Faced with an armed rebellion and a popular uprising denouncing human rights violations, he was ousted from power in February 2004, under strong American, French and Canadian pressure.
Nearly two decades later by the New York Times, Thierry Burcard, France’s ambassador at the time, admitted that there was a ‘little’ connection between Aristide’s ouster and his demand to return this debt.
By declaring its independence on January 1, 1804, Haiti finds itself shunned by the nations of the world that was at that time dominated by slave powers.
“The way Haiti for a century and a half has had to pay France for its desire to be free, […] French economist Thomas Piketty analyzed when he published his book Capital and Ideology in 2019, in which he extensively discusses Haiti’s debt problem. of independence.
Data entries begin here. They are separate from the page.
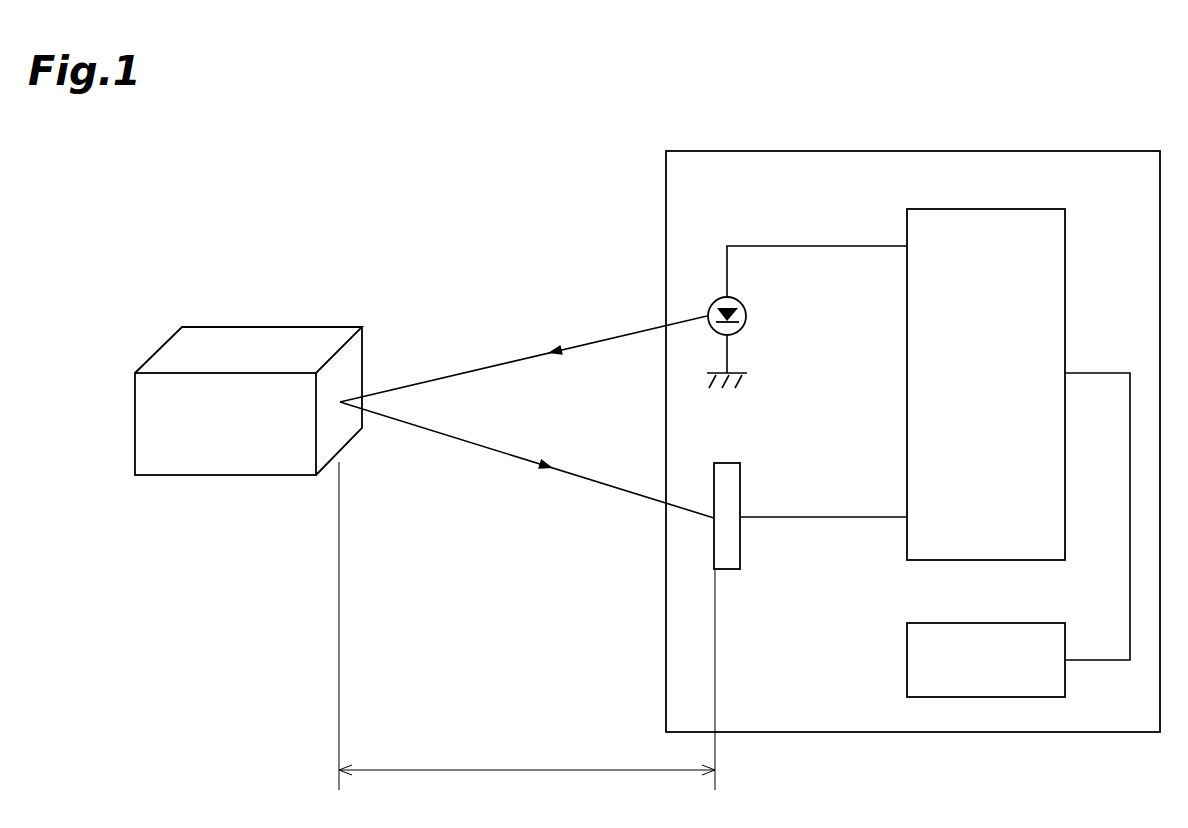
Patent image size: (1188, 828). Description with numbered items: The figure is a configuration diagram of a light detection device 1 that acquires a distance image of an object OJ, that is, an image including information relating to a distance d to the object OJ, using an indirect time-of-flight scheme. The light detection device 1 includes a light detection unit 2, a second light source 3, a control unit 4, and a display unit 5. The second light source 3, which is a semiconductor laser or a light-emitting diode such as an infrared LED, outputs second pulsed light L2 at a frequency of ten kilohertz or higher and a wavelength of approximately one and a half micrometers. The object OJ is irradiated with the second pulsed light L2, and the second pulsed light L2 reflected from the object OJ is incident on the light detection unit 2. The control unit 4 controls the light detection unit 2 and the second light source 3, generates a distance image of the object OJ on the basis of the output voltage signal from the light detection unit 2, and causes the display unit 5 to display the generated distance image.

The light detection device 1 is at (877, 151).
The light detection unit 2 is at (727, 571).
The second light source 3 is at (747, 316).
The control unit 4 is at (1010, 209).
The display unit 5 is at (1010, 623).
The object OJ is at (278, 332).
The second pulsed light L2 is at (608, 338).
The distance d is at (527, 626).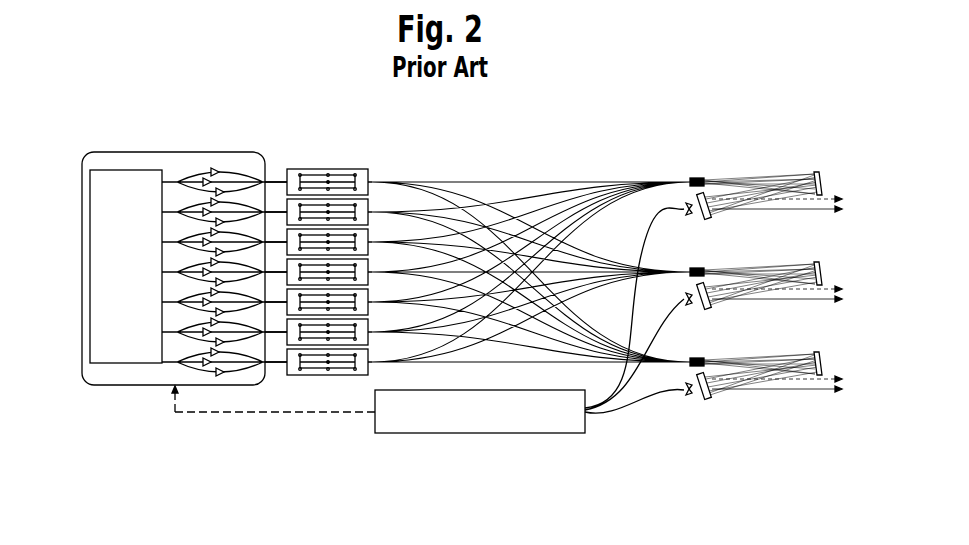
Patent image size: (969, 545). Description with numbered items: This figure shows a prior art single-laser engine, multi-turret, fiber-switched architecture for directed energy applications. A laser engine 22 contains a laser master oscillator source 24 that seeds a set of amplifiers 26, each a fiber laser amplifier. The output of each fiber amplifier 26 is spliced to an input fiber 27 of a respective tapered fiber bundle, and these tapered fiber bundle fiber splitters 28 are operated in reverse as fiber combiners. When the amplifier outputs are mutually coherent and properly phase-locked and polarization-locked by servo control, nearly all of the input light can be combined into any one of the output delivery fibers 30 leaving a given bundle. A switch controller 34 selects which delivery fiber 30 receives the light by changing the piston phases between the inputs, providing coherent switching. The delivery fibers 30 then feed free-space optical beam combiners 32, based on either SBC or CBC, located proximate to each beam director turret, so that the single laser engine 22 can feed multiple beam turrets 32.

The laser engine 22 is at (86, 151).
The laser master oscillator source 24 is at (90, 268).
The amplifiers 26 is at (263, 145).
The input fiber 27 is at (287, 154).
The tapered fiber bundle fiber splitters 28 is at (370, 165).
The delivery fibers 30 is at (658, 175).
The free-space optical beam combiners 32 is at (828, 173).
The switch controller 34 is at (567, 434).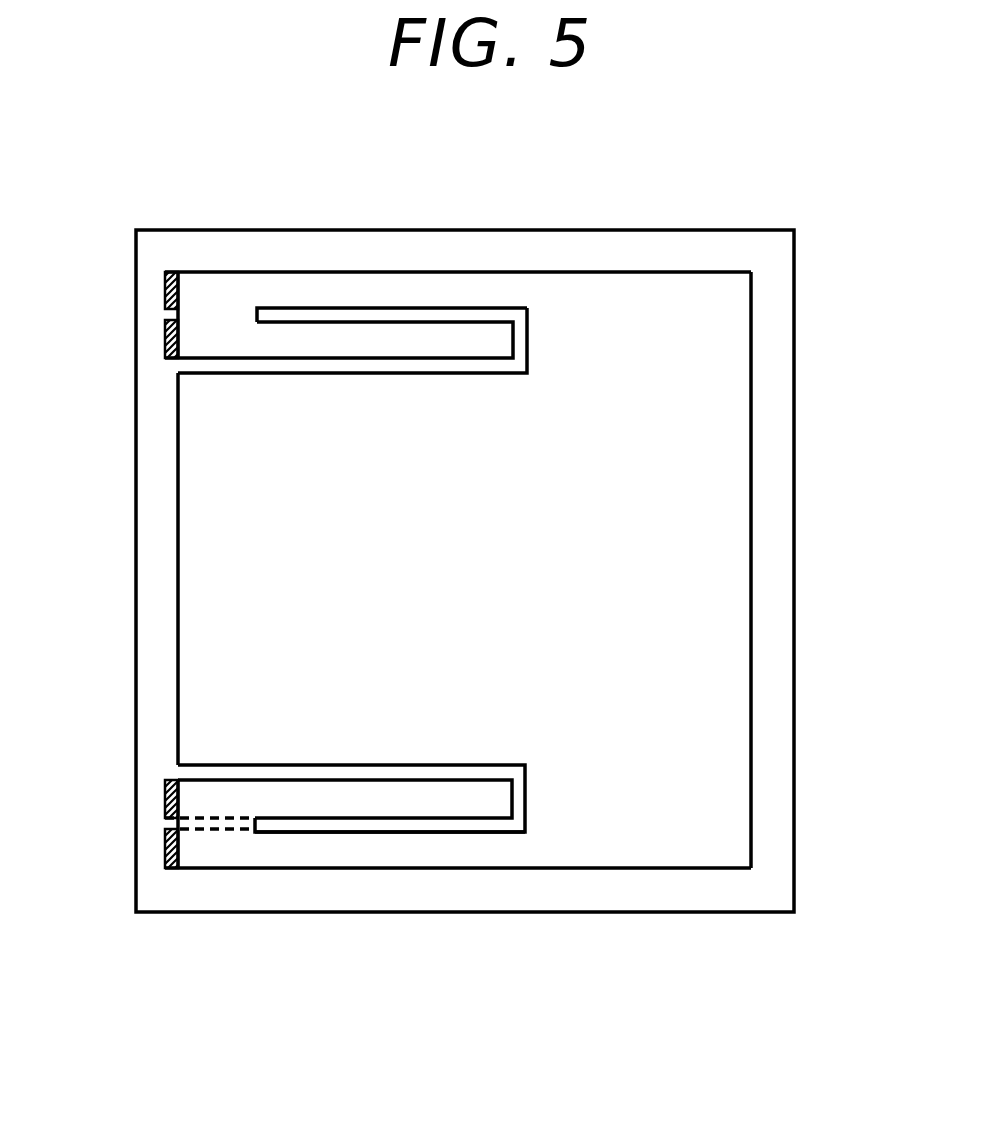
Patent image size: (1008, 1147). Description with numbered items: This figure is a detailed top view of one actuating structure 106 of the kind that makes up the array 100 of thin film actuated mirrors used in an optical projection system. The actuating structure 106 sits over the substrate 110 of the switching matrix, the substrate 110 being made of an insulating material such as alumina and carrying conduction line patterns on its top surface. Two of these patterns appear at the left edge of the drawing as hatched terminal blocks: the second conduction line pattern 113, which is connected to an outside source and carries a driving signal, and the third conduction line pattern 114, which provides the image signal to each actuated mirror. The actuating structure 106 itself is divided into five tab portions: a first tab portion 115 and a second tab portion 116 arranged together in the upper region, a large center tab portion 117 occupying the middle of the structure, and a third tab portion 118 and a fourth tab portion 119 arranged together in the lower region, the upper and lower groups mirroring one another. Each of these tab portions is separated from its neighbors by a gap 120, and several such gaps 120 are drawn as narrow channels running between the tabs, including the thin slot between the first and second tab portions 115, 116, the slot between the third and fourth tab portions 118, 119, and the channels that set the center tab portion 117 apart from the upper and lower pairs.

Eiffel Tower funded by Haiti
The payments demanded by France deprived the Haitian economy of resources vital to its growth as much as they allowed its former city to flourish.
The New York Times showed how, at the end of the nineteenth century, the CIC Bank was returned to France, through toxic loans supposed to help Port-au-Prince clear its debts, the income of the young Haitian National Bank.
This capital later enabled the Parisian banking institution to finance the construction of the Eiffel Tower in particular.
The current parent company of CIC on Monday responded to revelations in the US media.
“Because it is important to shed light on all components of colonial history – including in the 1870s, the Joint Bank will fund independent academic work to shed light on this past,” Crédit Motwell declared in a press release.
Through its investigative work, The New York Times also highlights the looting of Haiti’s gold reserves by American soldiers at the beginning of the 20th century.
“December 17, 1914. Eight US Marines crossed the threshold of the National Bank of Haiti in the early afternoon and came out with their arms laden with wooden chests full of gold. – Value of goods: $500,000.”
These facts preceded the invasion of Haiti by the US Army, which occupied the country from July 1915 to August 1934.
The United States retained direct control of Haiti’s finances more than a decade after its forces left.